Et voici que, parvenu à peu près à la moitié de ce livre – je viens d'envahir l'URSS et je commence à songer à la Solution finale… –, je me dis qu'il serait dommage et frustrant de m'arrêter net en 1945, sous prétexte de je ne sais quelle reddition allemande. Heureusement, un débouché existe, et il se trouve là, en face de ce bureau, sur le troisième rayonnage de ma bibliothèque “historique” à partir du bas : le livre d'un autre historien, anglais cette fois, Keith Lowe, intitulé L'Europe barbare, 1945 – 1950, et qui traite des séquelles de la guerre tout juste achevée, des sursauts de sauvagerie, des déplacements massifs de populations, etc. ; bref, des convulsions d'où va finalement sortir le monde que j'ai connu, dans lequel je suis né, où j'ai grandi puis vécu, et qui est désormais occupé à agoniser sous mes yeux de plus en plus indifférents.
Mardi 7
Dix heures. – Hier, la cabane à graines des oiseaux a rendu l'âme, après des années de bons et loyaux services. Nous sommes allés en acheter une nouvelle ce matin, profitant de ce que nous devions descendre à Pacy pour autre chose. Ce qui ajoute une dépense supplémentaire pour ce mois, qui en était déjà riche (contrairement à nous, donc). Certes, le mini-silo ne m'a coûté que 39 euros. Certes, certes… Mais je n'ai pu m'empêcher de penser que c'était, à deux ou trois piécettes près, le prix que j'aurais payé pour le Céline en Pléiade que j'évoquais il y a quelques jours… et que, finalement, j'ai viré de mon petit panier Rakuten : être raisonnable à ce point, ça finirait vite par devenir effrayant.
– L'entrée du jour, sur le blog de Valérie Scigala, m'a fait sourire : « Je ne pense pas grand chose du top crop en juin, mais à sept heures du matin en février, avec cinq centimètres de peau à l'air au niveau du nombril, respect. » Voilà qui nous fait un point commun supplémentaire, à Madame de Véhesse et à moi : je ne pense rien non plus du top crop en juin. Ce qui nous différencie, évidemment, c'est qu'elle a l'air de savoir ce que peut bien être cet étrange top crop… dont on ne pense rien en juin, mais qui inspire le respect en février.
Cinq heures. – La “surdité à la langue”, dont j'ai déjà donné ici quelques exemples au fil du temps, frappe même, parfois, ceux qui sont réputés pour la manier parfaitement. Dans une chronique d'Angelo Rinaldi consacrée à Witold Gombrowicz, je tombe sur ceci : « […] il affabule et parfois délire autant dans ses romans que dans son journal. » Non, non et non ! Il est parfaitement normal, admis, courant qu'un auteur “affabule” dans un roman ; en revanche, dans son journal, on s'attend à ce qu'il s'en tienne strictement aux faits, aux événements réels.
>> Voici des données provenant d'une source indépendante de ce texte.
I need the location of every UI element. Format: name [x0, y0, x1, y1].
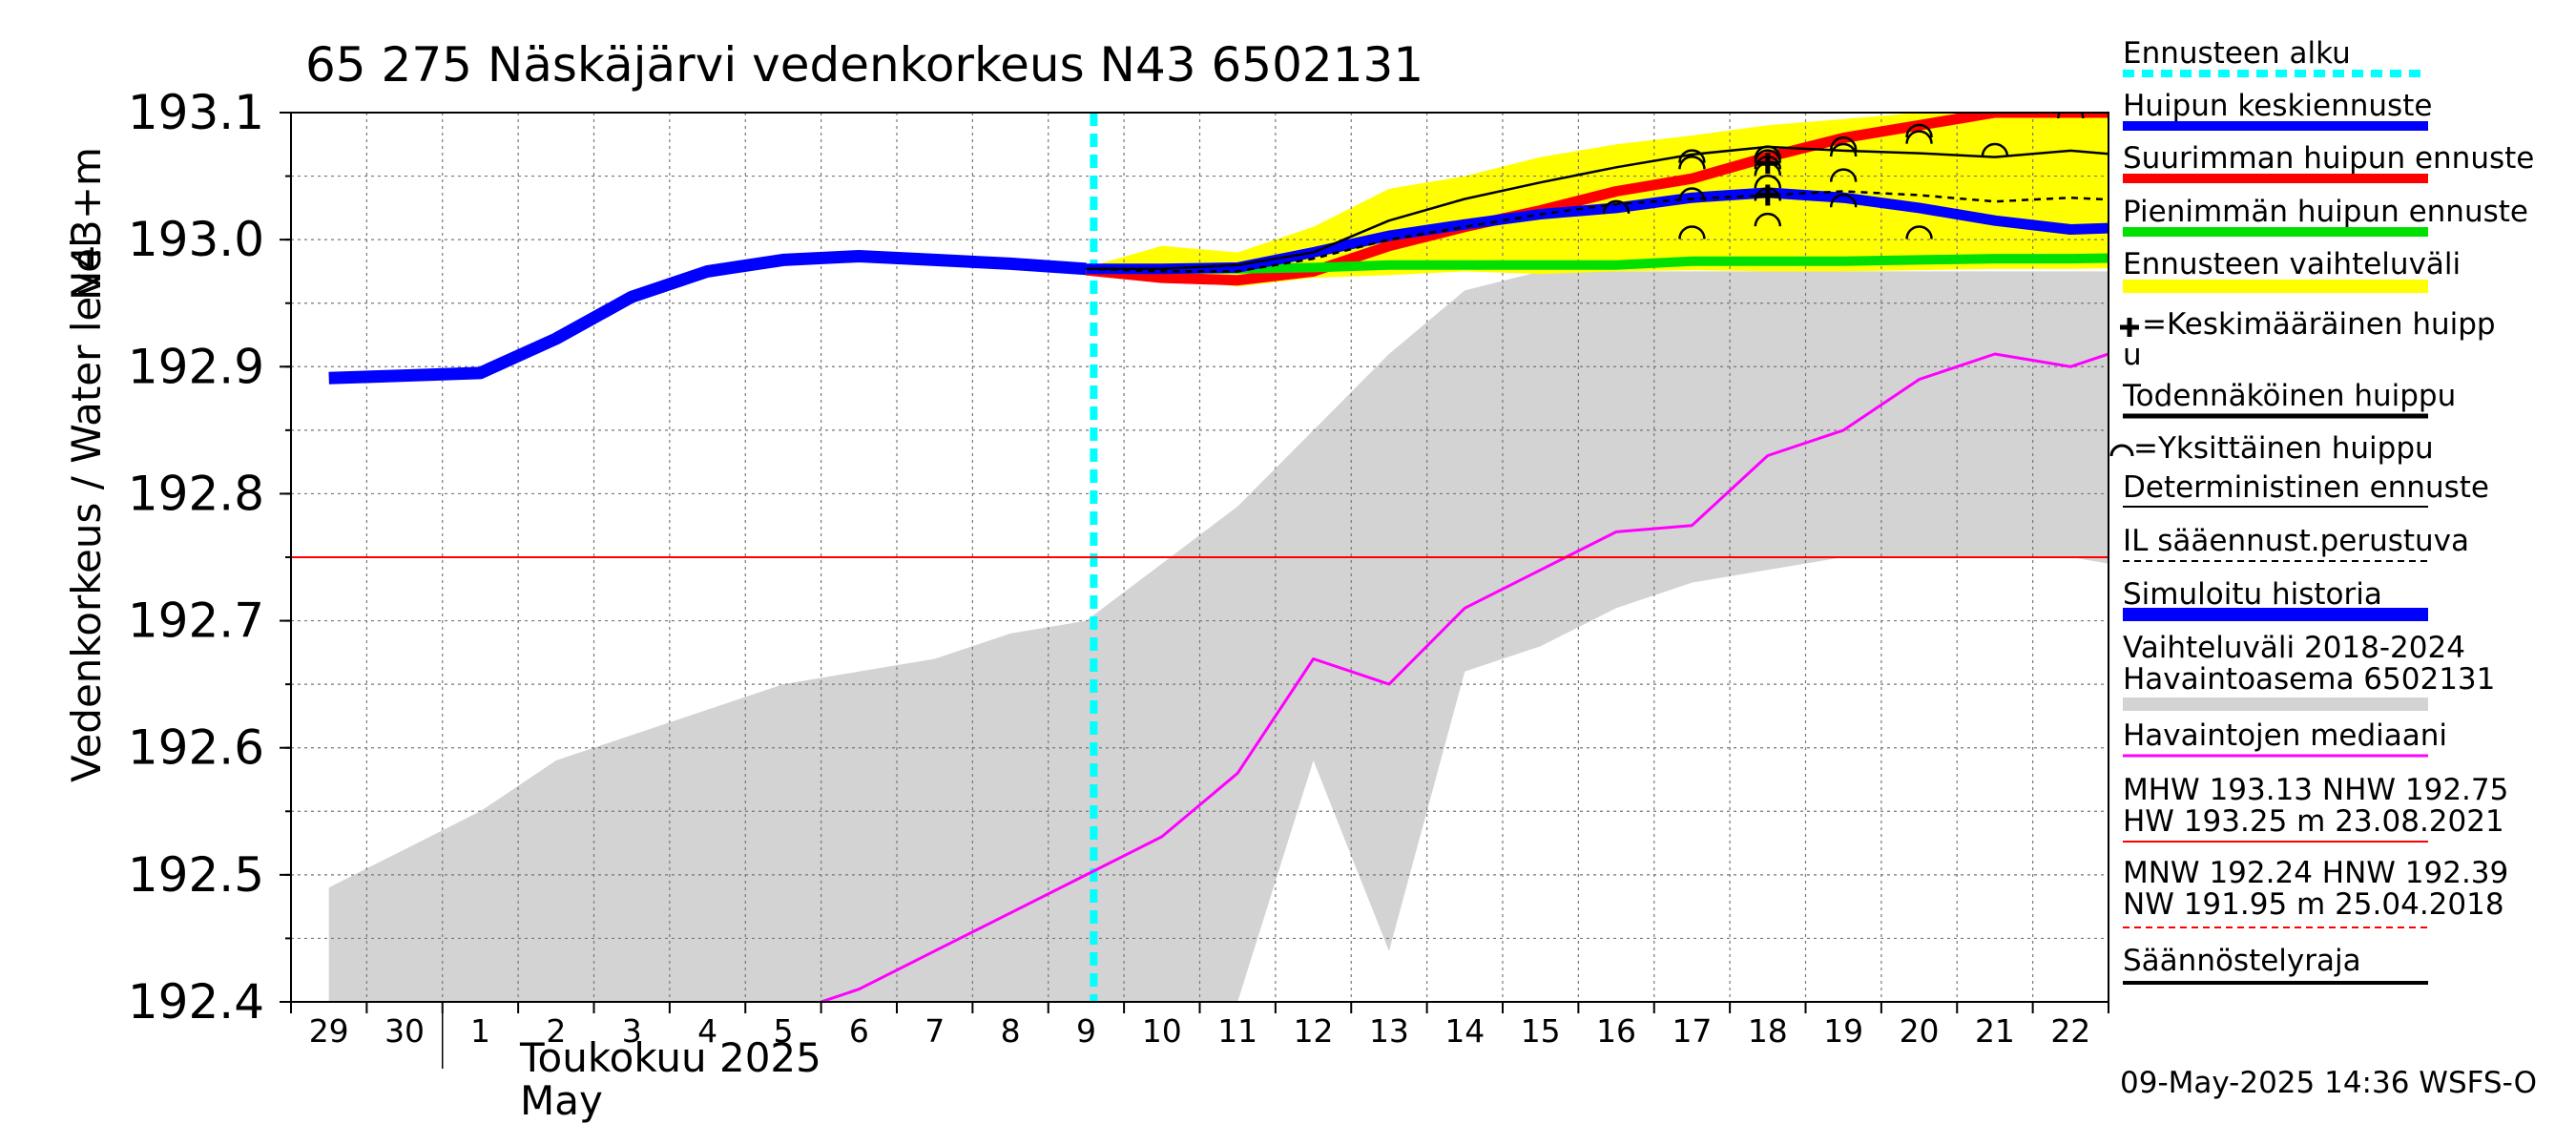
single-peak-marker [1678, 149, 1706, 163]
y-tick-label: 192.4 [128, 974, 264, 1030]
legend-label-mean-forecast: Huipun keskiennuste [2123, 89, 2432, 123]
mean-peak-marker [1756, 184, 1778, 206]
x-tick-label: 18 [1748, 1012, 1788, 1050]
single-peak-marker [1678, 187, 1706, 201]
single-peak-marker [1905, 225, 1933, 239]
x-tick-label: 15 [1521, 1012, 1561, 1050]
single-peak-marker-icon [2109, 444, 2134, 457]
legend-label-single-peak: =Yksittäinen huippu [2133, 431, 2434, 466]
y-axis-label: Vedenkorkeus / Water level [63, 237, 110, 782]
single-peak-marker [1754, 174, 1782, 189]
single-peak-marker [1829, 193, 1858, 208]
peak-markers-layer [1602, 113, 2085, 239]
y-ticks: 193.1 193.0 192.9 192.8 192.7 192.6 192.5 192.4 [128, 85, 291, 1030]
x-tick-label: 30 [384, 1012, 425, 1050]
x-tick-label: 4 [697, 1012, 717, 1050]
legend-label-nw: NW 191.95 m 25.04.2018 [2123, 887, 2504, 922]
x-tick-label: 7 [924, 1012, 945, 1050]
y-tick-label: 192.5 [128, 847, 264, 903]
legend-label-regulation: Säännöstelyraja [2123, 944, 2361, 978]
x-tick-label: 8 [1001, 1012, 1021, 1050]
series-havaintojen-mediaani [816, 352, 2109, 1002]
series-deterministinen-ennuste [1086, 190, 2109, 273]
series-pienimm-n-huipun-ennuste [1086, 253, 2109, 274]
y-tick-label: 192.6 [128, 720, 264, 776]
month-label-en: May [520, 1077, 603, 1124]
y-tick-label: 193.0 [128, 212, 264, 267]
mean-peak-marker-icon [2120, 318, 2139, 337]
x-tick-label: 29 [309, 1012, 349, 1050]
legend-label-deterministic: Deterministinen ennuste [2123, 470, 2489, 505]
x-tick-label: 10 [1142, 1012, 1182, 1050]
single-peak-marker [1905, 123, 1933, 138]
series-simuloitu-historia [328, 250, 1087, 385]
y-tick-label: 192.8 [128, 466, 264, 521]
legend-label-forecast-start: Ennusteen alku [2123, 36, 2351, 71]
x-tick-label: 12 [1294, 1012, 1334, 1050]
legend-label-history-band: Vaihteluväli 2018-2024 [2123, 631, 2465, 665]
x-tick-label: 22 [2050, 1012, 2090, 1050]
x-tick-label: 20 [1900, 1012, 1940, 1050]
legend-label-max-forecast: Suurimman huipun ennuste [2123, 141, 2534, 176]
legend-label-hw: HW 193.25 m 23.08.2021 [2123, 804, 2504, 839]
single-peak-marker [1678, 156, 1706, 170]
legend-label-station: Havaintoasema 6502131 [2123, 662, 2495, 697]
x-tick-label: 6 [849, 1012, 869, 1050]
mean-peak-marker [1756, 153, 1778, 175]
legend-label-simulated: Simuloitu historia [2123, 577, 2382, 612]
x-tick-label: 14 [1444, 1012, 1485, 1050]
single-peak-marker [1754, 145, 1782, 159]
x-tick-label: 11 [1217, 1012, 1257, 1050]
x-tick-label: 3 [622, 1012, 642, 1050]
month-label: Toukokuu 2025 [519, 1034, 821, 1081]
y-tick-label: 192.7 [128, 593, 264, 649]
single-peak-marker [1829, 136, 1858, 151]
x-tick-label: 1 [470, 1012, 490, 1050]
legend-label-median: Havaintojen mediaani [2123, 718, 2447, 753]
y-axis-unit: N43+m [63, 147, 110, 301]
lines-layer [291, 113, 2109, 1002]
legend-label-probable-peak: Todennäköinen huippu [2122, 379, 2456, 413]
legend-label-mean-peak-cont: u [2123, 338, 2142, 372]
single-peak-marker [1981, 142, 2009, 157]
single-peak-marker [2057, 113, 2085, 119]
series-todenn-k-inen-huippu [1086, 145, 2109, 271]
single-peak-marker [1678, 225, 1706, 239]
x-tick-label: 21 [1975, 1012, 2015, 1050]
legend: Ennusteen alku Huipun keskiennuste Suuri… [2109, 36, 2534, 985]
legend-label-forecast-band: Ennusteen vaihteluväli [2123, 247, 2461, 281]
x-tick-label: 13 [1369, 1012, 1409, 1050]
x-tick-label: 16 [1596, 1012, 1636, 1050]
x-tick-label: 2 [546, 1012, 566, 1050]
series-huipun-keskiennuste [1086, 187, 2109, 275]
plot-frame [290, 112, 2109, 1003]
legend-label-mnw: MNW 192.24 HNW 192.39 [2123, 856, 2508, 890]
footer-timestamp: 09-May-2025 14:36 WSFS-O [2120, 1066, 2537, 1100]
legend-label-il: IL sääennust.perustuva [2123, 524, 2469, 558]
x-tick-label: 17 [1672, 1012, 1712, 1050]
single-peak-marker [1905, 130, 1933, 144]
series-suurimman-huipun-ennuste [1085, 113, 2109, 286]
band-history [328, 271, 2109, 1002]
single-peak-marker [1829, 142, 1858, 157]
y-tick-label: 192.9 [128, 339, 264, 394]
legend-label-min-forecast: Pienimmän huipun ennuste [2123, 195, 2528, 229]
legend-label-mean-peak: =Keskimääräinen huipp [2142, 307, 2496, 342]
chart-title: 65 275 Näskäjärvi vedenkorkeus N43 65021… [305, 37, 1423, 93]
y-tick-label: 193.1 [128, 85, 264, 140]
x-tick-label: 19 [1823, 1012, 1863, 1050]
x-tick-label: 5 [773, 1012, 793, 1050]
x-ticks: 29 30 1 2 3 4 5 6 7 8 9 10 11 12 13 14 15 16 17 18 19 20 21 22 [290, 1002, 2109, 1069]
single-peak-marker [1602, 199, 1631, 214]
x-tick-label: 9 [1076, 1012, 1096, 1050]
single-peak-marker [1754, 212, 1782, 227]
legend-label-mhw: MHW 193.13 NHW 192.75 [2123, 773, 2508, 807]
single-peak-marker [1829, 168, 1858, 182]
Par conséquent, il aurait convenu d'écrire : « Il affabule et parfois délire autant dans son journal que dans ses romans. »
– Comparaison vertigineuse (n'ayant rigoureusement rien à voir avec celle de Rinaldi qui précède) : durant l'automne 1941, dans la partie ouest de l'URSS que venaient d'envahir les armées du Reich, il mourait chaque jour autant de prisonniers de guerre soviétiques qu'il n'est mort de prisonniers anglais et américains durant toute la Seconde Guerre mondiale.
Et
je me rends compte, me relisant, que l'adjectif que j'ai employé,
“vertigineuse” n'est même plus adapté à la situation. Pour qu'il y ait
vertige – et je sais de quoi je parle ! –, il importe qu'il existe
encore quelque chose comme une commune mesure. Si vous placez une
personne sujette au vertige au bord d'un précipice de cinquante mètres,
elle va être la proie d'un trouble qui peut être violent. Mais
faites-la monter à cinq mille mètres, le vertige disparaîtra aussitôt,
faute de repères, par défaut d'échelle. Peut-être simplement parce que,
si le vertige est une attirance morbide pour le vide, la notion même de
“vide” est supprimée, à de telles altitudes. Il doit en aller un peu de
même – mais évidemment sur un autre plan – dans l'exemple que j'ai
donné.
Mercredi 8
Onze heures. – Ce livre de Timothy Snyder, Terres de sang, j'aurais dit, si quelqu'un m'avait posé la question, l'avoir lu il y a trois ou quatre ans – cinq, à la rigueur. Ayant eu la curiosité de chercher si je lui avait consacré un billet sur le blog-mère – j'en ai même écrit deux –, j'ai pu constater, un peu effaré, que ma première lecture remontait à plus de dix ans.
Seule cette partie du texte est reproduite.